Prologue: The accident

89 2 0
                                    

I don't even know just when I realized it was my job to take care of her. It just happened. I had never really thought much about just how young she was. Madison was only seven years old but she was also just my sister. We fought, we made up, only to be at it again the next day. I guess her being only seven years old really got through to me we came home that day to see dad actually home for once, sitting on the couch staring at nothing in particular with a distant look on his face.

He looked up to see us by the door and he seemed to remember where he was again. He took a deep breath and by the looks of the grim frown on his face he seemed to be at war with himself. I think I had the same confused look on my face as my sister but she was the one who voiced my own thoughts as well. Her clear innocent voice rang out in the silence and she asked," Where's Mommy?"

Her question caused him to flinch as if her words had stuck a knife in his heart, and judging by what he told us afterwards, they probably had. I don't really remember much of what he'd tried to tell us but I do remember him trying to say it as gently as possible.

He told us to sit down and he told us what had happened. Mom had been dropping Madison off at school, she'd had to hurry to get to work out of the fear of being late(again). Unfortunately, someone else had been running late as well and Things went from bad to worse in an instant. They ended up crashing. Mom died soon after and the ambulance did not get there in time to save her.

I remember Dad's eyes that used to be bright green and shining, but I don't remember crying. I don't even think I did. I remember holding Madison as she was forced to process what he told us. When she did she stayed quiet only to let out a heartbreaking cry that ended in her sobbing in my arms as Dad tried to comfort her using what I know would have been the words Mom would have said to her at a moment like that.

Only his heart wasn't in it, and now she wasn't there to say them. She never would either. That realization made me go numb. There was a painful lump in my throat but, again, no tears. Tears that still have yet to come...

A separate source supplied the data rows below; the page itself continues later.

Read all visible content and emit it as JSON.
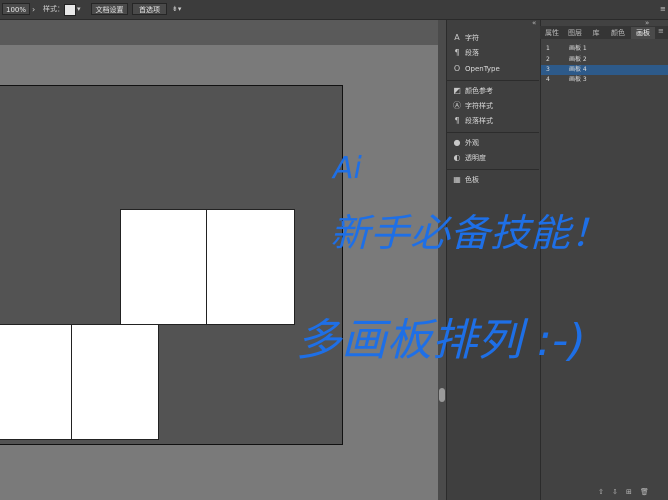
{
  "control_bar": {
    "zoom": "100%",
    "style_label": "样式：",
    "doc_setup": "文档设置",
    "preferences": "首选项"
  },
  "middle_panel": {
    "items": [
      {
        "label": "字符",
        "icon": "character-icon"
      },
      {
        "label": "段落",
        "icon": "paragraph-icon"
      },
      {
        "label": "OpenType",
        "icon": "opentype-icon"
      },
      {
        "label": "颜色参考",
        "icon": "color-guide-icon"
      },
      {
        "label": "字符样式",
        "icon": "character-styles-icon"
      },
      {
        "label": "段落样式",
        "icon": "paragraph-styles-icon"
      },
      {
        "label": "外观",
        "icon": "appearance-icon"
      },
      {
        "label": "透明度",
        "icon": "transparency-icon"
      },
      {
        "label": "色板",
        "icon": "swatches-icon"
      }
    ]
  },
  "right_panel": {
    "tabs": [
      "属性",
      "图层",
      "库",
      "颜色",
      "画板"
    ],
    "active_tab": "画板",
    "artboards": [
      {
        "num": "1",
        "name": "画板 1"
      },
      {
        "num": "2",
        "name": "画板 2"
      },
      {
        "num": "3",
        "name": "画板 4"
      },
      {
        "num": "4",
        "name": "画板 3"
      }
    ]
  },
  "handwriting": {
    "line1": "Ai",
    "line2": "新手必备技能！",
    "line3": "多画板排列 :-)",
    "color": "#1e6fe6"
  }
}
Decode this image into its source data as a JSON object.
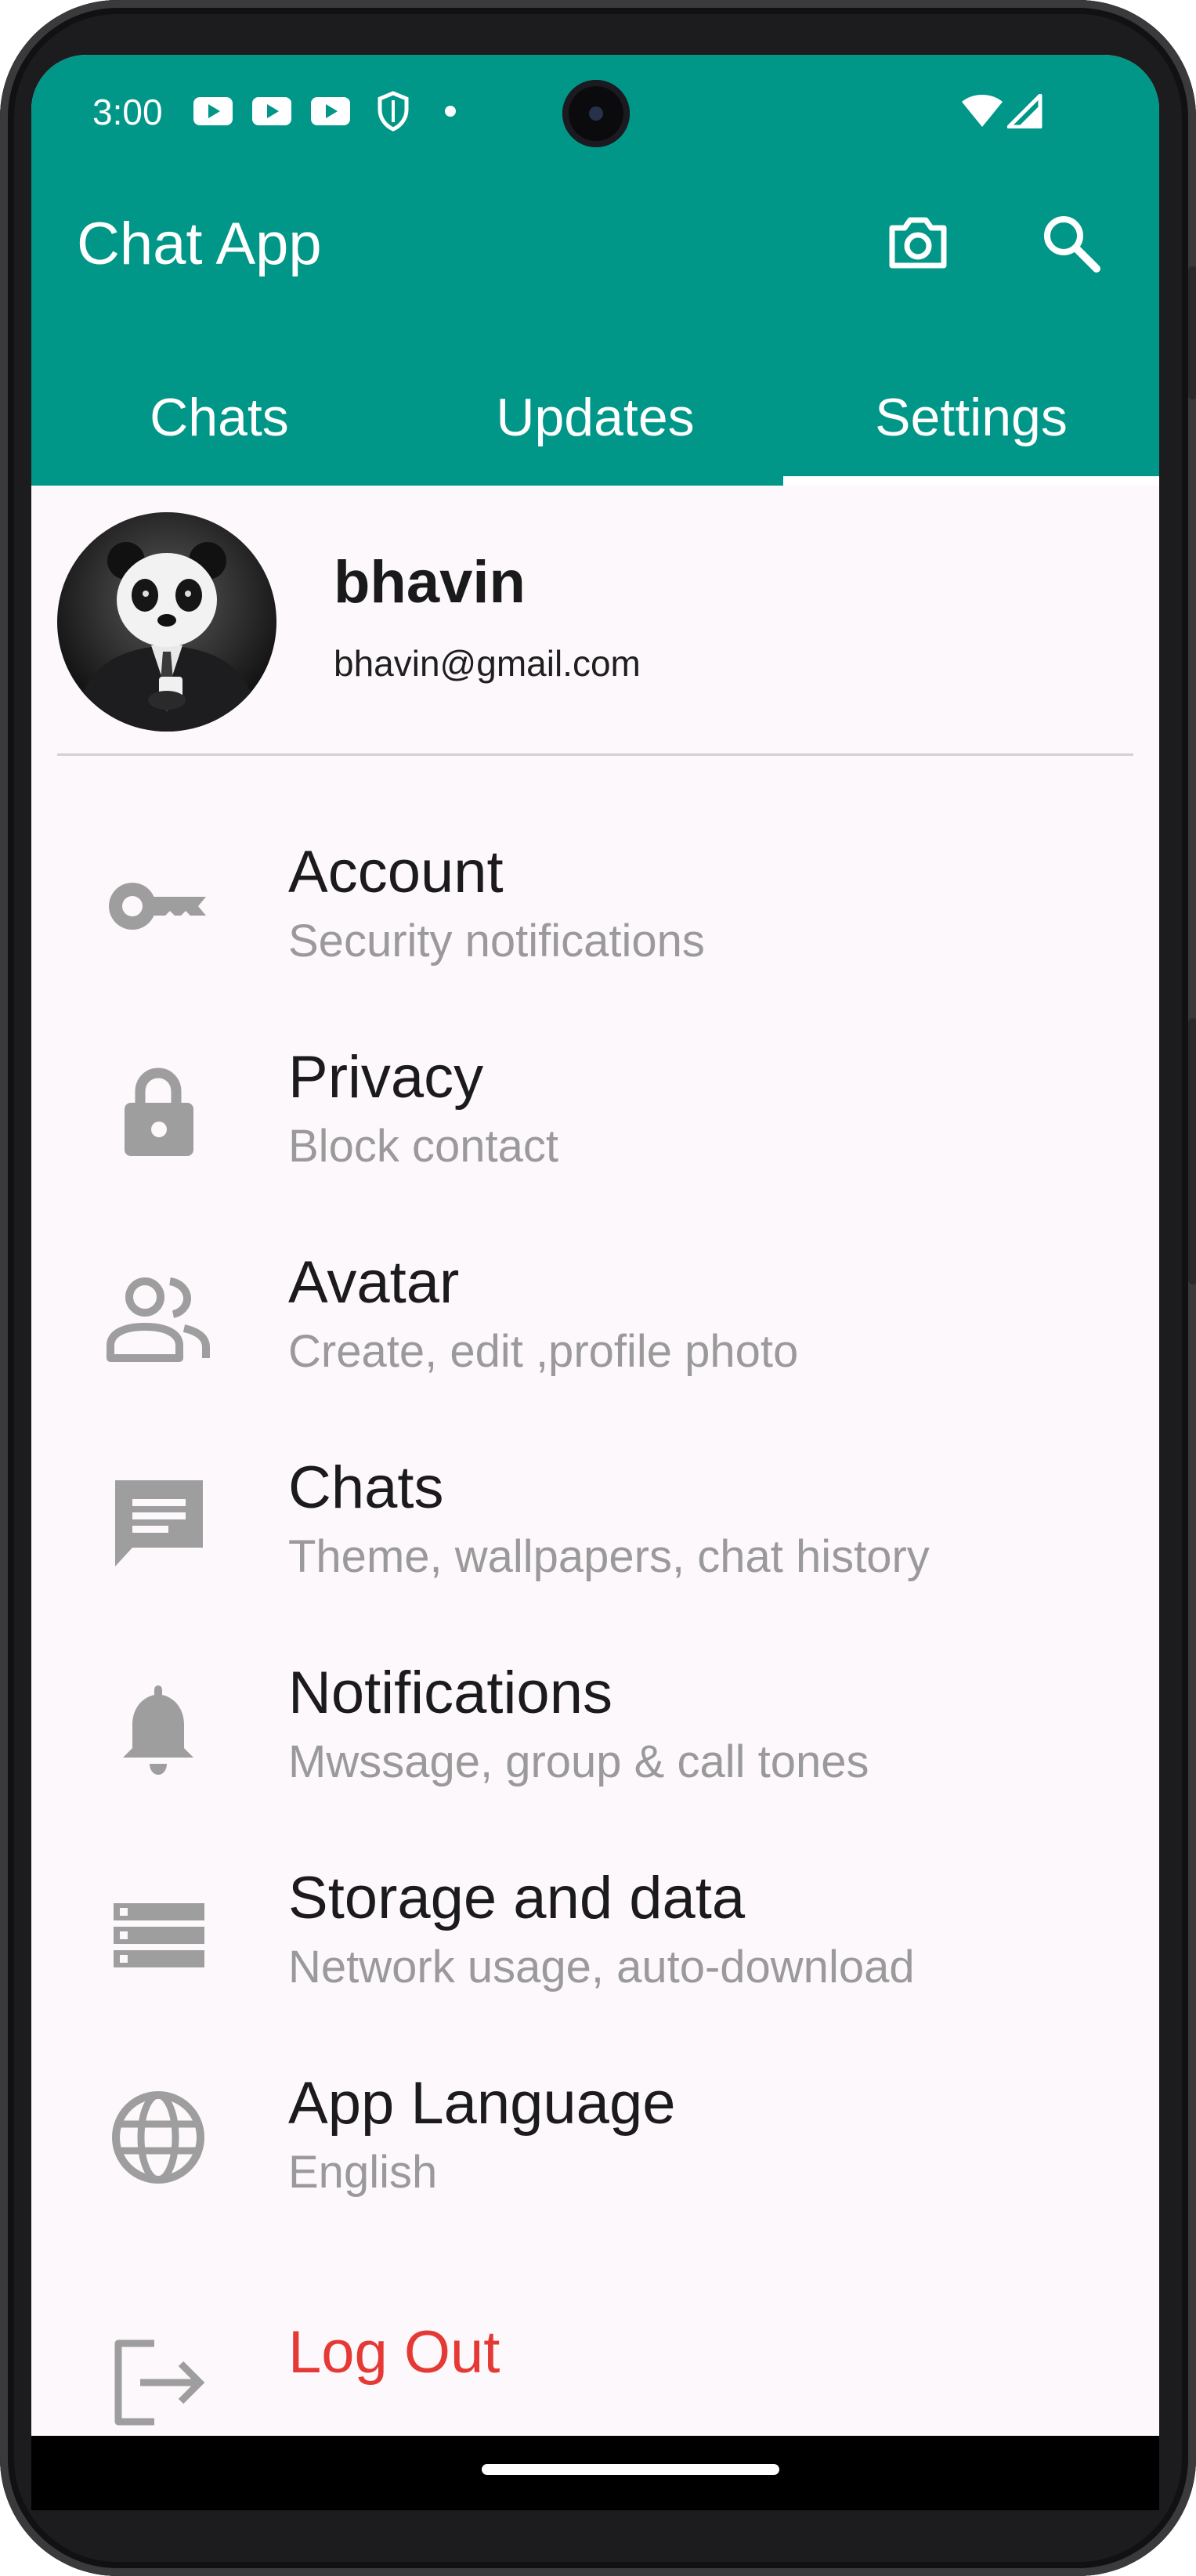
{
  "status_bar": {
    "time": "3:00",
    "notification_icons": [
      "youtube-icon",
      "youtube-icon",
      "youtube-icon",
      "shield-icon",
      "dot-icon"
    ],
    "right_icons": [
      "wifi-icon",
      "signal-icon"
    ]
  },
  "app_bar": {
    "title": "Chat App",
    "actions": [
      "camera-icon",
      "search-icon"
    ]
  },
  "tabs": [
    {
      "label": "Chats",
      "selected": false
    },
    {
      "label": "Updates",
      "selected": false
    },
    {
      "label": "Settings",
      "selected": true
    }
  ],
  "profile": {
    "name": "bhavin",
    "email": "bhavin@gmail.com"
  },
  "settings": [
    {
      "title": "Account",
      "subtitle": "Security notifications",
      "icon": "key-icon"
    },
    {
      "title": "Privacy",
      "subtitle": "Block contact",
      "icon": "lock-icon"
    },
    {
      "title": "Avatar",
      "subtitle": "Create, edit ,profile photo",
      "icon": "people-icon"
    },
    {
      "title": "Chats",
      "subtitle": "Theme, wallpapers, chat history",
      "icon": "chat-icon"
    },
    {
      "title": "Notifications",
      "subtitle": "Mwssage, group & call tones",
      "icon": "bell-icon"
    },
    {
      "title": "Storage and data",
      "subtitle": "Network usage, auto-download",
      "icon": "storage-icon"
    },
    {
      "title": "App Language",
      "subtitle": "English",
      "icon": "globe-icon"
    }
  ],
  "logout": {
    "title": "Log Out",
    "icon": "logout-icon"
  },
  "colors": {
    "primary": "#009688",
    "logout": "#e53935",
    "icon_gray": "#9e9e9e",
    "subtitle_gray": "#9a9a9a",
    "background": "#fdf8fb"
  }
}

From that day on I was in charge of taking care of the house. I cleaned, I took Madison to school, I got the groceries,and I even had to learn how to cook. I'd never actually had to learn to cook before. Mom had always done everything, the cooking included. I'd loved her cooking, but like so many other things she would do for us, I never really appreciated it until she was gone. That was because I'd never considered that she might not be around to do it anymore.

Now I would give anything to hear her cooking in the kitchen, berate me for not helping her, or for eating too quickly. I would would give anything to hear her blasting her music in the kitchen so loud that I could hear it all the way to my room, and was forced to close the door for some peace and quiet. I would give anything to smell dinner cooking and drifting into my room signalling that the food was ready. I would give anything to have all those thing because they meant that she would still be here to do them.

I miss her so much but some days I can't find the time to realize it. Now, as karma's way of payback for not appreciating her when she was here, I have to do everything she did and then some. I have to get up early to make breakfast for Maddie, drop her off at school, and then head to work myself.

While not the most ideal life I could've imagined for myself, I could've lived with that life just fine as painful as it was. Fate, however, had different plans for me, and now here I am. Living a life I don't want, in a place I don't want to be in, with people I could've lived the rest of my life without ever seeing again. I keep trying tell myself I'm fine but, if I'm fine, why am I desperately trying to find some sanity in this crazy and confusing situation I've somehow managed to land myself in?